COVID-19 surge takes toll on Portugal’s undertakers

A funeral worker look at the coffin of a person who died from the coronavirus disease (COVID-19) during the COVID-19 pandemic in Cascais, Portugal, February 9, 2021. REUTERS/Pedro Nunes

By Catarina Demony

LISBON (Reuters) – Standing next to the sealed coffin of yet another COVID-19 victim in Portugal, funeral parlor worker Carlos Carneiro wept as the bereaved family played a record of a traditional fado song as a final goodbye.

Carneiro, 37, has been in the undertaking business for two decades helping people cope with loss, but never felt as affected by sorrow and fear as now.

Portugal fared better than others in Europe in the first wave of the pandemic in March-April, but the new year brought a devastating surge in infections and deaths, overwhelming the health service and funeral homes.

More than 14,700 people have died of COVID-19 in Portugal, with cumulative infections since the start of the pandemic at nearly 775,000.

“I have never felt this emotional, with so many consecutive funerals,” Carneiro told Reuters in a quavering voice outside the crematorium where the body of 77-year-old Matilde Firmino was turned into ashes.

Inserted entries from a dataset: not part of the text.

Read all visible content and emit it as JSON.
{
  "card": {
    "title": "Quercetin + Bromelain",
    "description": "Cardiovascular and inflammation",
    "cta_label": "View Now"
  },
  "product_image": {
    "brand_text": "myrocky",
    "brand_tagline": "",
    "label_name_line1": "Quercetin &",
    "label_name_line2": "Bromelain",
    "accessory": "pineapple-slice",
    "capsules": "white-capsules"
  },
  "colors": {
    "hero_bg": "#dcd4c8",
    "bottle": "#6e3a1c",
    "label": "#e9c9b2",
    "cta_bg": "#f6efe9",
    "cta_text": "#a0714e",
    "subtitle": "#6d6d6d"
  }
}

“It’s hard on us. We feel it when we get home.”

Due to coronavirus rules in place to reduce the risk of contagion, funeral homes like Carneiro’s Funalcoitao near Lisbon had to quickly adapt.

Workers must wear protective gear from head to toe, bodies are placed inside white plastic bags and then in a coffin, without embalming or makeup.

Families are rarely able to see the deceased before they are buried or cremated, and Firmino’s daughter was at one point worried if it was really her mother inside the coffin.

A priest blessed the coffin in a short service held outside as family and friends sheltered from the pouring rain. “I ask God to free us from this pandemic we are living,” he said.

Carneiro said he always seeks to honor the lives of the dead, but not being able to give families the full closure they seek is taking a toll on his well-being.

“These people are not numbers…People sit on their sofas and worry about (coronavirus) numbers, but we see people and their families. We have to deal with the drama,” Carneiro said.

‘THERE’S FEAR’

His brother Alvaro, 44, said January, when Portugal reported almost half of all its COVID-19 deaths since the start of the pandemic, was the hardest month in his 24 years in the funeral business.

“We are scared of being infected, of infecting our family members at home,” he said at their family-run funeral home, which on Tuesday alone organized six services. “There’s fear.”

Funeral business associations have urged Portuguese authorities to vaccinate the sector’s around 5,000 workers as soon as possible.

“We are on the frontline so we should be considered a priority for vaccination but according to the news we are seeing there are not enough shots for everyone,” Alvaro Carneiro said. “We will have to endure this a little longer.”

A July 2020 article by two public health researchers said high death rates, restrictions, a fear of being infected and worries about their families’ wellbeing could affect funeral workers’ mental health, especially in the longer run after the daily pressure subsides.